入院期間の短縮は、医療技術の向上(低侵襲手術)や、感染症リスクの低減を目指した結果です。病院に長く留まるよりも、住み慣れた自宅でリラックスして過ごす方が免疫力の向上に繋がると考えられています。ピンクリボン京都が連携する有力企業や行政の活動でも、治療と仕事の両立を支援する流れが加速しています。

退院後の生活で守るべきルール

  • 重いものを持たない:術側の腕で数キロ以上の荷物を持つことは、リンパ浮腫(むくみ)の原因になるため、数ヶ月は注意が必要です。
  • 無理なストレッチは控える:リハビリは重要ですが、痛みがある時に無理に動かすと傷口に負担がかかります。医師の指示に従いましょう。
  • 発熱や腫れに注意:退院後に傷口が赤く腫れたり、高熱が出たりした場合は、すぐに主治医へ連絡する体制を整えておいてください。

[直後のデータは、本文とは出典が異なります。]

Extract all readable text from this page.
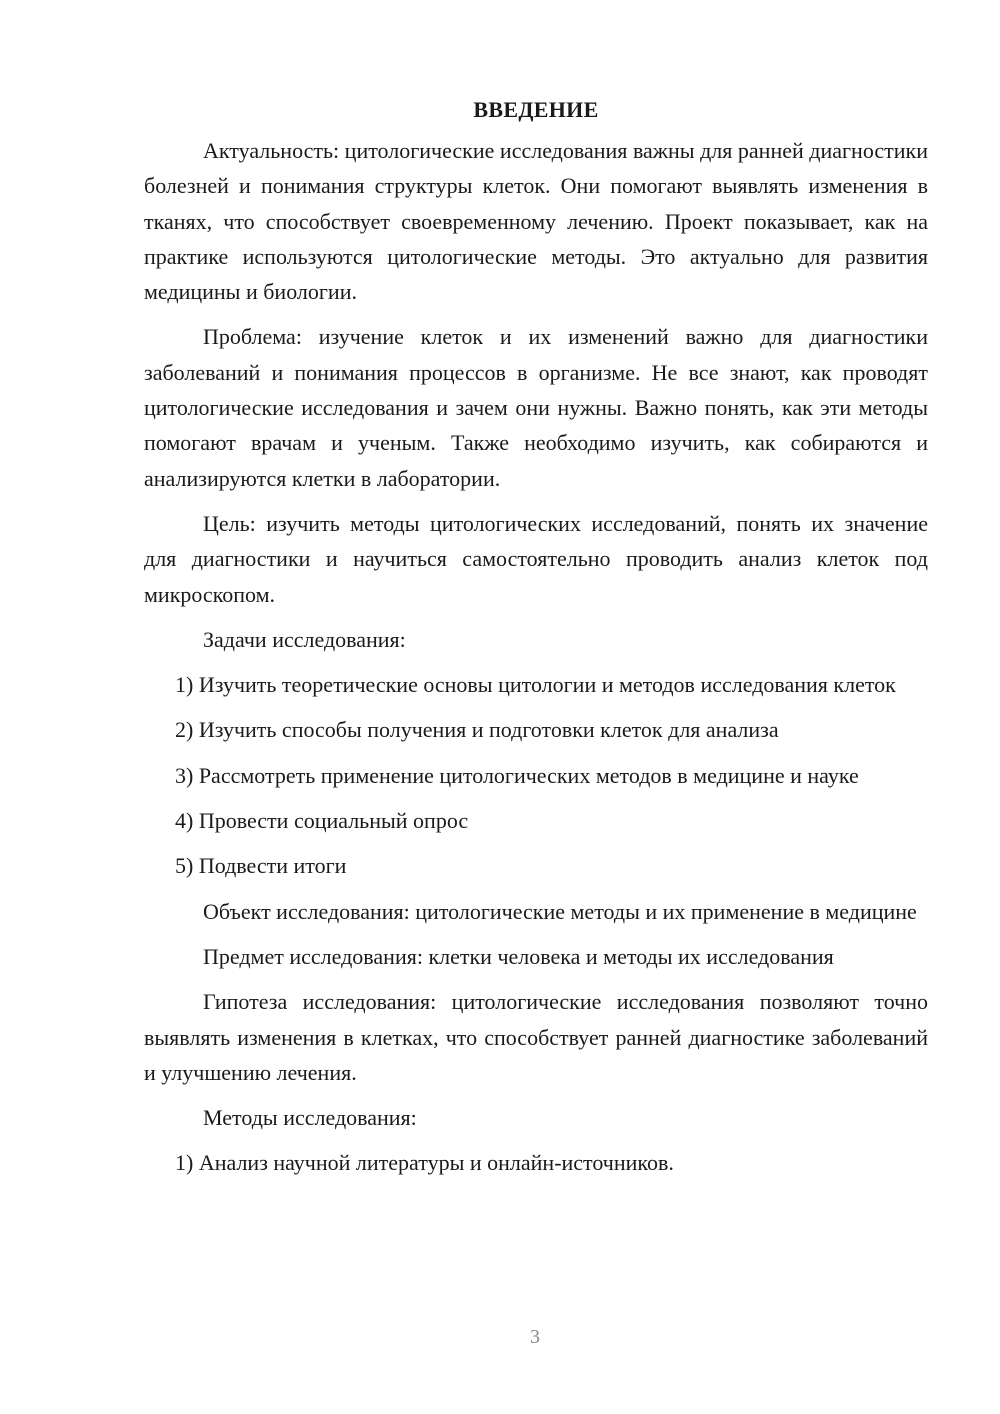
ВВЕДЕНИЕ

Актуальность: цитологические исследования важны для ранней диагностики болезней и понимания структуры клеток. Они помогают выявлять изменения в тканях, что способствует своевременному лечению. Проект показывает, как на практике используются цитологические методы. Это актуально для развития медицины и биологии.

Проблема: изучение клеток и их изменений важно для диагностики заболеваний и понимания процессов в организме. Не все знают, как проводят цитологические исследования и зачем они нужны. Важно понять, как эти методы помогают врачам и ученым. Также необходимо изучить, как собираются и анализируются клетки в лаборатории.

Цель: изучить методы цитологических исследований, понять их значение для диагностики и научиться самостоятельно проводить анализ клеток под микроскопом.

Задачи исследования:

1) Изучить теоретические основы цитологии и методов исследования клеток

2) Изучить способы получения и подготовки клеток для анализа

3) Рассмотреть применение цитологических методов в медицине и науке

4) Провести социальный опрос

5) Подвести итоги

Объект исследования: цитологические методы и их применение в медицине

Предмет исследования: клетки человека и методы их исследования

Гипотеза исследования: цитологические исследования позволяют точно выявлять изменения в клетках, что способствует ранней диагностике заболеваний и улучшению лечения.

Методы исследования:

1) Анализ научной литературы и онлайн-источников.

3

ピンクリボン京都からのメッセージ:早期発見が選択肢を広げる

乳がんの手術や入院期間について知ることは、治療への不安を和らげる大切な一歩です。しかし、何よりも重要なのは「早期発見」です。早期に見つかれば、手術の範囲を小さく抑えられ、入院期間も短縮でき、体への負担を最小限に留めることが可能です。

ピンクリボン京都は、2006年から京都の街をピンク色に染めるライトアップやスタンプラリー&ウォークを通じて、検診の大切さを伝えてきました。活動開始当初9.8%だった検診率は、皆様の意識向上により大きく改善しましたが、まだ受診できていない方もいらっしゃいます。自分自身のため、そして大切な家族のために、定期的な検診と自己チェックを習慣にしましょう。

まとめ:前向きな治療のために

乳がんの入院期間は、計画的な準備と正しい知識があれば、決して恐れるものではありません。専門医や看護師、そしてピンクリボン京都のような啓発団体があなたの味方です。YouTubeで配信しているセミナーでは、最新の治療情報やケアの方法をいつでも学ぶことができます。不安を解消し、自分らしい生活を取り戻すための準備を今日から始めましょう。